$\color{Green}{Background:}$
$\textbf{Assumed facts:}$
$\textbf{Theorem 1:}$ Let $R$ be a ring. Then the following conditions are equivalent:
$(1)$ Every ideal of $R$ is finitely generated
$(2)$ Every ascending sequences $I_1\subset I_2\subset I_3\subset\cdots$ of $R$ becomes stationary
$(3)$ Every set $M$ of ideals contiains a maximal element, i.e., an element $J\in M$ which is not properly contained in any $I\in M$
$\textbf{Definition:}$ A ring satisfying the equivalent conditions of theroem 1 is called a $\textbf{Noetherian ring.}$
$\textbf{Theorem 2:}$ Every principal ideal ring is Noetherian.
$\textbf{Exercise 4.1.}$ An $R-$module $M$ is said to be $\textit{cyclic}$ if it is generated by a singleton subset. Let $M=Rx$ be a cyclic $R-$module. Prove that the $R-$module $M$ and $R/\textit{Ann}_R(x)$ are $R-$isomorphic.
[Recall that $\textit{Ann}_R(x)=\{\lambda; \lambda x=0\}.$] Dededuce that if $R$ is a principal ideal domain (i.e., a commutative integral domain in which every ideal is generated by a single subset) and if $x$ is such that $\textit{Ann}_R(x)=p^k R$ for some $p\in R$ then the only submodules of $M$ are those in the chain
$$0=p^k M\subset p^{k-1}M\subset\ldots\subset pM\subset p^0 M=M.$$
[Hint. Use the correspondence theorem.]
Also here is the screenshot of the exercise:
$\color{Red}{Questions:}$
In Exercise 4.1 above, before I can use the correspondence theorem, I am having a lot of trouble figuring out how to show that the only submodules are the ones in the chain $0=p^k M\subset p^{k-1}M\subset\ldots\subset pM\subset p^0 M=M.$ Is the reason for it being that $(p^k)\subset (p)\subset M=Rx,$ and $(p^k)\subset (p).$ Since $R$ is a principal ideal domain and $R=Rx,$ Can I say there exists a $p \in R$ such that $R=(p)$ and since $\text{Ann}_R(x)=p^kR,$ then $p^kR=R$
Thank you in advance
Let $R$ be a principal ideal domain and let $M$ be an $R$-module. Assume that there exists $x \in M$ such that $M=Rx$ and $\text{Ann}_R(x) = p^kR$.
Consider a submodule of $M$. Since $M \cong R/\text{Ann}_R(x)$, we can say that this submodule is the image of some submodule of $R/\text{Ann}_R(x)$ under the isomorphism $R/\text{Ann}_R(x) \to M$.
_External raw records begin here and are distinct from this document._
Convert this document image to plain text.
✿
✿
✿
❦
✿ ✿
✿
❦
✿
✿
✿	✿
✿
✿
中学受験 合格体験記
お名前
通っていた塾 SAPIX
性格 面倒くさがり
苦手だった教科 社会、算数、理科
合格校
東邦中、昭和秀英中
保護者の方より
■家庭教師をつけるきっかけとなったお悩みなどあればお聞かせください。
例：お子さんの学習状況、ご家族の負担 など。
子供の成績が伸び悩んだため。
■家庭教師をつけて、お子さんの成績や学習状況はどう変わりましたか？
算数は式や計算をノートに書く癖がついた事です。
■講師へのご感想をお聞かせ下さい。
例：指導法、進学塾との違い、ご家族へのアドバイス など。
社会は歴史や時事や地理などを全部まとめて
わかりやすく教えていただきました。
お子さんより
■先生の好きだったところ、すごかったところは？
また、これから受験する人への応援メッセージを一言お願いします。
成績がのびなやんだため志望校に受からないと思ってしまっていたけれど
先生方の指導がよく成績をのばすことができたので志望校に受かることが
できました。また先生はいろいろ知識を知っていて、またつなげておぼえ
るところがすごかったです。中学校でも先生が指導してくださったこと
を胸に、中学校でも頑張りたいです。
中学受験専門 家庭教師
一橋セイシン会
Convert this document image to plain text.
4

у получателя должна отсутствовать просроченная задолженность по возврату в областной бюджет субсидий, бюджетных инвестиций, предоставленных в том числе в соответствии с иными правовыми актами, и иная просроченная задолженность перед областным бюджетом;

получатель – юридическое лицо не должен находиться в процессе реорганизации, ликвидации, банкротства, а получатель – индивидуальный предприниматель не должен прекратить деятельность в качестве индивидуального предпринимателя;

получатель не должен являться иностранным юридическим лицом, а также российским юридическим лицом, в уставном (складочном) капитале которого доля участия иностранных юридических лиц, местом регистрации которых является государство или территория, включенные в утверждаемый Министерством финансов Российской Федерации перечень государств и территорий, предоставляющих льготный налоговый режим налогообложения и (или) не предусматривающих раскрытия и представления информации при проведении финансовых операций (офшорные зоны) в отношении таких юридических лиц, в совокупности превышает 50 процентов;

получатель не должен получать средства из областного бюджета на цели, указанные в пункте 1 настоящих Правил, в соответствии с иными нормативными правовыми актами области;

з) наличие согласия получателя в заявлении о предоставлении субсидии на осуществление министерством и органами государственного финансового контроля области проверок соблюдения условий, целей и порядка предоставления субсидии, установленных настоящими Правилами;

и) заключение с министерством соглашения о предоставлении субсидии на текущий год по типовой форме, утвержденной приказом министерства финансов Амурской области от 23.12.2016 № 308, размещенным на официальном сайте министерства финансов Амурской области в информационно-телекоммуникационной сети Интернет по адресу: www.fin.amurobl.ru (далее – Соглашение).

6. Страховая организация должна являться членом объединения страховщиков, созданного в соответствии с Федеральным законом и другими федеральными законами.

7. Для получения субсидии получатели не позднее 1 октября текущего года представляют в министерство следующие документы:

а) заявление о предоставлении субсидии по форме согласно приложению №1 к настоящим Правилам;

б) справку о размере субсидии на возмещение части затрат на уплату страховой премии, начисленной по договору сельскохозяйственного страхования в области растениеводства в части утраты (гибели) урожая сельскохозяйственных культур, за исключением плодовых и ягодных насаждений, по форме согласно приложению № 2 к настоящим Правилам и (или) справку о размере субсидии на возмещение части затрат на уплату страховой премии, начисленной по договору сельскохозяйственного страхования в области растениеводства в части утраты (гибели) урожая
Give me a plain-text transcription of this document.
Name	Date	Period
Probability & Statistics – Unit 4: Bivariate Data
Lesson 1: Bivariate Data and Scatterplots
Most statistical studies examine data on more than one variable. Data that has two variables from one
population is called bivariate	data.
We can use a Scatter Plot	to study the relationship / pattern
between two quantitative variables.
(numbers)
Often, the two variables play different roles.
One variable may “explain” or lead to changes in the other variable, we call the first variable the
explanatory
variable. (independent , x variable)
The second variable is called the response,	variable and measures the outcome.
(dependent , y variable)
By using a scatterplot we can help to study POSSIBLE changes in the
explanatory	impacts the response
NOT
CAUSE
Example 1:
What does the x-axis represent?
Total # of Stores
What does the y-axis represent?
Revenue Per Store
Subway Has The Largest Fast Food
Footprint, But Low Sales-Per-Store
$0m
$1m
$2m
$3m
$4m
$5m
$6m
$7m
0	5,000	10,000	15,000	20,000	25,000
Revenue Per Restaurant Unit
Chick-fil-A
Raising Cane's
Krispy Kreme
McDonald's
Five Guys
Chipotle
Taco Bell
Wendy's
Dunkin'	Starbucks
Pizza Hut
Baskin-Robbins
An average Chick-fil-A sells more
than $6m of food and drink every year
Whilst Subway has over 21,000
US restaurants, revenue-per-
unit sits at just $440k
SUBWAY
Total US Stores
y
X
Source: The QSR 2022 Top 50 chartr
By the correspondence theorem, every submodule of $R/\text{Ann}_R(x)$ is of the form $I/\text{Ann}_R(x)$, where $I$ is an ideal of $R$ containing $\text{Ann}_R(x)$.
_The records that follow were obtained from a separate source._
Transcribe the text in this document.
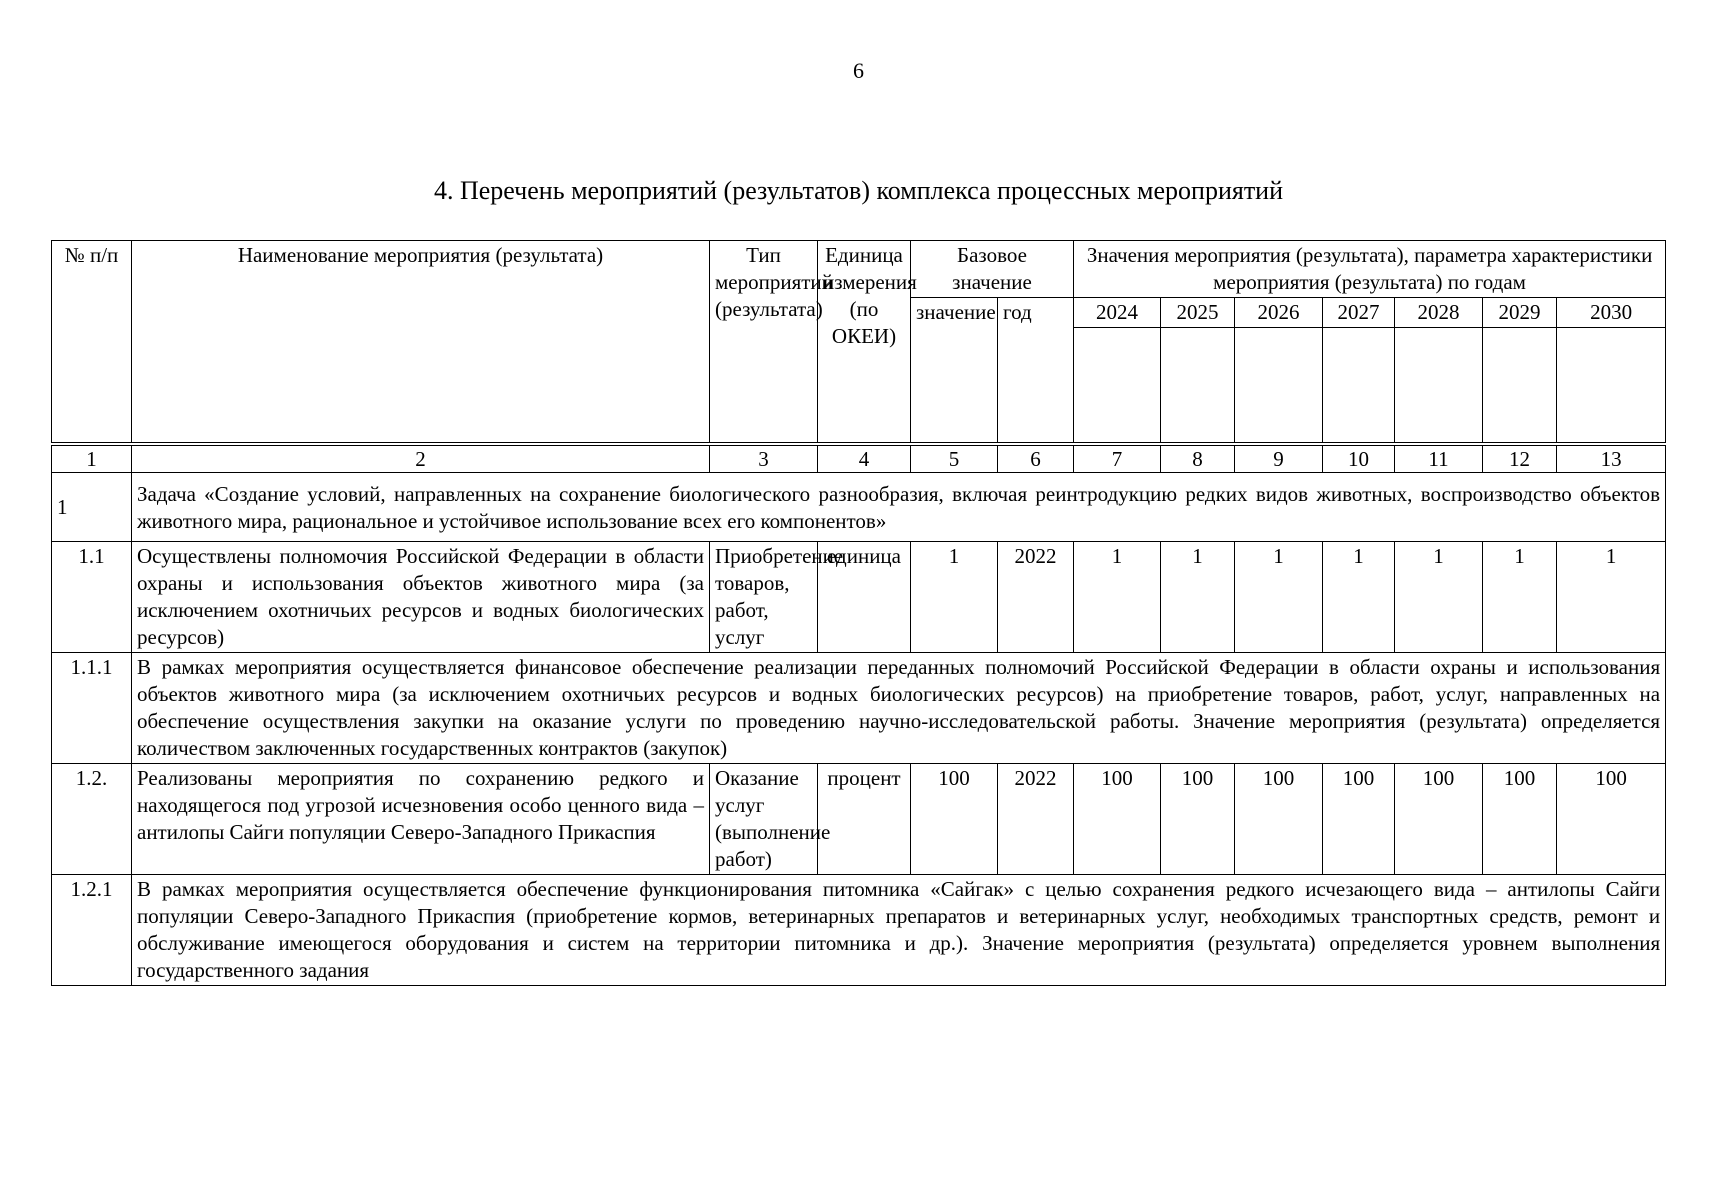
6
4. Перечень мероприятий (результатов) комплекса процессных мероприятий
№ п/п	Наименование мероприятия (результата)	Тип мероприятий (результата)	Единица измерения (по ОКЕИ)	Базовое значение		Значения мероприятия (результата), параметра характеристики мероприятия (результата) по годам						
				значение	год	2024	2025	2026	2027	2028	2029	2030

1	2	3	4	5	6	7	8	9	10	11	12	13
1	Задача «Создание условий, направленных на сохранение биологического разнообразия, включая реинтродукцию редких видов животных, воспроизводство объектов животного мира, рациональное и устойчивое использование всех его компонентов»											
1.1	Осуществлены полномочия Российской Федерации в области охраны и использования объектов животного мира (за исключением охотничьих ресурсов и водных биологических ресурсов)	Приобретение товаров, работ, услуг	единица	1	2022	1	1	1	1	1	1	1
1.1.1	В рамках мероприятия осуществляется финансовое обеспечение реализации переданных полномочий Российской Федерации в области охраны и использования объектов животного мира (за исключением охотничьих ресурсов и водных биологических ресурсов) на приобретение товаров, работ, услуг, направленных на обеспечение осуществления закупки на оказание услуги по проведению научно-исследовательской работы. Значение мероприятия (результата) определяется количеством заключенных государственных контрактов (закупок)											
1.2.	Реализованы мероприятия по сохранению редкого и находящегося под угрозой исчезновения особо ценного вида – антилопы Сайги популяции Северо-Западного Прикаспия	Оказание услуг (выполнение работ)	процент	100	2022	100	100	100	100	100	100	100
1.2.1	В рамках мероприятия осуществляется обеспечение функционирования питомника «Сайгак» с целью сохранения редкого исчезающего вида – антилопы Сайги популяции Северо-Западного Прикаспия (приобретение кормов, ветеринарных препаратов и ветеринарных услуг, необходимых транспортных средств, ремонт и обслуживание имеющегося оборудования и систем на территории питомника и др.). Значение мероприятия (результата) определяется уровнем выполнения государственного задания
Since $\text{Ann}_R(x) = p^kR$ and $R$ is a principal ideal domain, the ideals of $R$ containing $\text{Ann}_R(x)$ are of the form $p^lR$, where $l \in \{0,\dots,k\}$. (Check this!)
Finally, prove that the image of $p^lR/\text{Ann}_R(x)$ under the isomorphism $R/\text{Ann}_R(x) \to M$ is $p^lM$.